Affaire Kohler : une note d'Emmanuel Macron versée au dossier pour défendre son conseiller sème le trouble

Cette note écrite par Emmanuel Macron a été versée au dossier dans l'enquête ouverte pour prise illégale d'intérêt, quelques semaines avant l'abandon des poursuites. 

Alexis Kohler, secrétaire général de l\'Elysée le 17 avril 2019. 
Alexis Kohler, secrétaire général de l'Elysée le 17 avril 2019.  (YOAN VALAT / EPA)

Le président de la République, Emmanuel Macron, a-t-il interféré dans l’enquête pour prise illégale d'intérêt qui visait son secrétaire général à l’Elysée, Alexis Kohler ? Le chef de l’Etat a en tout cas écrit une lettre assurant de la probité de son ancien directeur de cabinet à Bercy, a appris franceinfo mercredi de sources concordantes, confirmant les informations de Médiapart.
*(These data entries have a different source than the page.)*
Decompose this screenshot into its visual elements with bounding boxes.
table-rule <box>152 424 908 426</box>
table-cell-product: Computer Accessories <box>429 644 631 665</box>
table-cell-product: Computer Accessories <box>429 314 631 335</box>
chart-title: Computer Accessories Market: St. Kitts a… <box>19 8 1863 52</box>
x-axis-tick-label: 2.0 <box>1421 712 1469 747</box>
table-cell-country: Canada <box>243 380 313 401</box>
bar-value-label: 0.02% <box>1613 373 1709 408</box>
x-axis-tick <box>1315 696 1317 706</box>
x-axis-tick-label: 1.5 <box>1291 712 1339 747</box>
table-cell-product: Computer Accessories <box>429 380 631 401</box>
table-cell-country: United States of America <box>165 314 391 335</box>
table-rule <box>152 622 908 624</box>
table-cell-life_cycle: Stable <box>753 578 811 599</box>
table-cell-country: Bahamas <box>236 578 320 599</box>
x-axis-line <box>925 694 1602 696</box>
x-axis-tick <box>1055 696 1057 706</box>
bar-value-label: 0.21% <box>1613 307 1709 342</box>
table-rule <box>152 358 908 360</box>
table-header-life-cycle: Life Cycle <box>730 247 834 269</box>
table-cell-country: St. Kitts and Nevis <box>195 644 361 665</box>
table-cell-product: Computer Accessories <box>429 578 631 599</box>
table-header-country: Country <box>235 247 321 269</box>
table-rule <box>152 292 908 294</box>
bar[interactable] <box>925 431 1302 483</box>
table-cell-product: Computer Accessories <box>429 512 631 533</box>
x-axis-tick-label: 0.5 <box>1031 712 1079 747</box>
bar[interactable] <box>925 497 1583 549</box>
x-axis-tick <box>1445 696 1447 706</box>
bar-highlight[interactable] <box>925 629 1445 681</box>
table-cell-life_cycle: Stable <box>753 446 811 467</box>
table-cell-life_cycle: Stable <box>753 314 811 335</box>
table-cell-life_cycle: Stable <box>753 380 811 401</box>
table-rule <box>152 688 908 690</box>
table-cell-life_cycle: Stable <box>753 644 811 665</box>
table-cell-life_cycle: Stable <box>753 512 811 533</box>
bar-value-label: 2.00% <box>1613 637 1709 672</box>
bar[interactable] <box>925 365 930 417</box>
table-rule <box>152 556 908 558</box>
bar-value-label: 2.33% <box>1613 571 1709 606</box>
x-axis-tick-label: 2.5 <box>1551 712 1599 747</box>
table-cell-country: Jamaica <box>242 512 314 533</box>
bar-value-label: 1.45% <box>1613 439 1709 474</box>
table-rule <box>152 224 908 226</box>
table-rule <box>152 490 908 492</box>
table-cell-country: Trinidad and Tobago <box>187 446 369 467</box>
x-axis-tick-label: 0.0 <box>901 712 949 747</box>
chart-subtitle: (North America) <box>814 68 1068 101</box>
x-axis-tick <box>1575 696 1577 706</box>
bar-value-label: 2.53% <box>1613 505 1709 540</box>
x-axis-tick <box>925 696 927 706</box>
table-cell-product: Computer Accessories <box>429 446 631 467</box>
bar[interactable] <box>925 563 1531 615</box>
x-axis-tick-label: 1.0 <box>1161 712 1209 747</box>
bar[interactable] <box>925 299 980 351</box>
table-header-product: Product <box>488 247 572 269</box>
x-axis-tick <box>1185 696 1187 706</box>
Cette lettre a été transmise au parquet national financier (PNF) par l’avocat d’Alexis Kholer, et sème le trouble.

Dans cette attestation, le chef de l'État assure qu'Alexis Kohler n'est jamais intervenu, au moment où il était son directeur de cabinet à Bercy, dans des dossiers liés à l'armateur italo-suisse MSC avec lequel il entretenait d'étroits liens professionnels et familiaux.

Une chronologie troublante

Mais c'est la chronologie qui interroge. Selon les informations recueillies par franceinfo, en juin 2019, un premier rapport est rédigé par le commissaire de la brigade de la répression de la délinquance économique en charge de cette enquête, et il est accablant pour Alexis Kohler. Sauf que quelques semaines plus tard, le 18 juillet, le même commissaire écrit un nouveau rapport, définitif cette fois-ci, aux conclusions diamétralement opposées. Un rapport qui va pousser le PNF à abandonner les poursuites contre Alexis Kohler en août 2019.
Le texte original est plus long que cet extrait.